The sorting technique of wechat public number based on LDA Subject Clustering the most according to claim 1, it is characterised in that institute Predicate frequency refers to that the frequency that a given word occurs in article, described anti-document frequency refer to a word general importance Metric form and described anti-document frequency are the inverse of document frequency.

The sorting technique of wechat public number based on LDA Subject Clustering the most according to claim 1, it is characterised in that institute Stating article-theme feature vector form of expression isWherein i is i-th article,It is the of i-th article The probability of k theme, n is the theme number.
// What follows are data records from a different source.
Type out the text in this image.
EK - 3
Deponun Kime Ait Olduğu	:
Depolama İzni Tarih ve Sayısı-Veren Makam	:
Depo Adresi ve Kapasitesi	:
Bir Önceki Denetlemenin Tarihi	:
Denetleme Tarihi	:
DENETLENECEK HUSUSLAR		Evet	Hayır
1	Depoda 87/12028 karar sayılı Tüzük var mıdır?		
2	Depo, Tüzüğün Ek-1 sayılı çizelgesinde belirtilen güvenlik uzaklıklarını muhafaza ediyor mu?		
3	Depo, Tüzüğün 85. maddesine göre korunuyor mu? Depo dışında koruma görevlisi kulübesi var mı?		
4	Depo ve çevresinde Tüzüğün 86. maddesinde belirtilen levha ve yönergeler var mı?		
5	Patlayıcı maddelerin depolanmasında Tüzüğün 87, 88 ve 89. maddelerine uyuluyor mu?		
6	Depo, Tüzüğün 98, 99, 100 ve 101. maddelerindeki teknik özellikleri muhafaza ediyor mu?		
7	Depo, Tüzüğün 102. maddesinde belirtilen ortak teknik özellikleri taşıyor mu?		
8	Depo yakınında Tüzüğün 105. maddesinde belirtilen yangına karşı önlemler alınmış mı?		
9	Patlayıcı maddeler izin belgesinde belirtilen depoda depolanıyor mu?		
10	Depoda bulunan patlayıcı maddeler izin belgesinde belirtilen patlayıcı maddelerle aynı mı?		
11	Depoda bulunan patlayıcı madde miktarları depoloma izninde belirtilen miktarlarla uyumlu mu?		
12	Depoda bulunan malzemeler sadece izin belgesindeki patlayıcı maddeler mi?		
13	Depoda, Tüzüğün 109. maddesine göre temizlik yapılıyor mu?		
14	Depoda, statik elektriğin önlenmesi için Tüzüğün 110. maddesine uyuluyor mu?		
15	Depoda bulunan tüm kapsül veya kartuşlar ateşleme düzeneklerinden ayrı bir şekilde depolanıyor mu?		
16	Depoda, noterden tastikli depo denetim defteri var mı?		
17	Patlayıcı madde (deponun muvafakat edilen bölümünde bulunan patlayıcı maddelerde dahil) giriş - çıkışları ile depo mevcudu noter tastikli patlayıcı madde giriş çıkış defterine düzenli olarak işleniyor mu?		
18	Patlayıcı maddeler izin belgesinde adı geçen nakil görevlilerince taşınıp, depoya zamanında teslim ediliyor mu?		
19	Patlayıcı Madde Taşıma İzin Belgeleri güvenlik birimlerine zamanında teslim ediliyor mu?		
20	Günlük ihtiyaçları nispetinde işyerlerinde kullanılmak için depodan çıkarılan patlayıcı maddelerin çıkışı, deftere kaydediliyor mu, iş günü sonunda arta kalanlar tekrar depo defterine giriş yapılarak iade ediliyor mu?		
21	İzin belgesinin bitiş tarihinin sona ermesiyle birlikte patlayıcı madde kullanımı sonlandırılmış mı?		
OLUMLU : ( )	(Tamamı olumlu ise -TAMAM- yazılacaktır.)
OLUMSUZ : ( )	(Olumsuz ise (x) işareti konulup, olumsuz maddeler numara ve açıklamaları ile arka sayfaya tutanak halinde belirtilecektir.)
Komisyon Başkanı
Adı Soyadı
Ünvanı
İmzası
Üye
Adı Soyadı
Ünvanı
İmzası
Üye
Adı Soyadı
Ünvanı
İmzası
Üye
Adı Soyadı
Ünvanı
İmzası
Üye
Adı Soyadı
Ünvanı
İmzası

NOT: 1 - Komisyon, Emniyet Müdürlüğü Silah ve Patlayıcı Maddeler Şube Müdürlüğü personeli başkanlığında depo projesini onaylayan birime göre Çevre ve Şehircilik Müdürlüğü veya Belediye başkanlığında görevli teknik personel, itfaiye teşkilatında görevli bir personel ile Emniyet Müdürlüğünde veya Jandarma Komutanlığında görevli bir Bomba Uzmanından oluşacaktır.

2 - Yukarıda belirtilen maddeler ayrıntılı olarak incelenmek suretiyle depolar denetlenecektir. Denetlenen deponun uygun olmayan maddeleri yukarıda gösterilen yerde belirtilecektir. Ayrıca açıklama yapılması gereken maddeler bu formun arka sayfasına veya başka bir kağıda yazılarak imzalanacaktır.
The sorting technique of wechat public number based on LDA Subject Clustering the most according to claim 1, it is characterised in that institute The detailed process stating step S5 is:

(5a) mean normalization, calculates the average value mu of each theme feature value according to whole articles-theme feature vector_jAnd standard Difference σ_j, wherein j=1,2 ..., n, n be the theme number, orderWhole articles-theme feature vector is entered Row normalization, wherein i=1,2 ..., m, m is number of files；

(5b) calculating covariance matrix, computational methods are as follows:

C o v = 1 / m \times Σ_{i = 1}^{m} (p^{(i)}) \times {(p^{(i)})}^{T}

[U, S, V]=svd (Cov)；

1 - Σ_{i = 1}^{g} S_{i i} / Σ_{i = 1}^{m} S_{i i} < = 0.01

(5e) front g the column vector of U matrix is chosen, it is thus achieved that the matrix U of m × g_reduce, pass through matrix U_reduceAfter calculating dimensionality reduction Article characteristic vector, computational methods are:

z^{(i)} = p^{(i)} \times U_{r e d u c e}^{T}

The sorting technique of wechat public number based on LDA Subject Clustering the most according to claim 1, it is characterised in that institute Stating the Level-Panel algorithm in step S6 is Text Clustering Method based on vector space model, its concrete method step As follows:

According to described article-theme feature vector, given article set D={d₁,d₂,...,d_m, wherein d_iIt is i-th article fall Article after dimension-theme feature vector,

(6a) every article in article set D is regarded as bunch C comprising single member_i={ d_i, wherein i=1,2 ..., m；

(6c) find in the sample not clustered and bunch C_kThe distance point less than or equal to threshold threshold θ, i.e. similarity sim (C_k, C_i) any C of ＞=θ_i, by itself and C_kMerge and form new bunch C_k=simC_k∪C_i；

The sorting technique of wechat public number based on LDA Subject Clustering the most according to claim 1, it is characterised in that institute Stating threshold threshold θ and be set to θ=0.025, described number of topics K is set to K=100.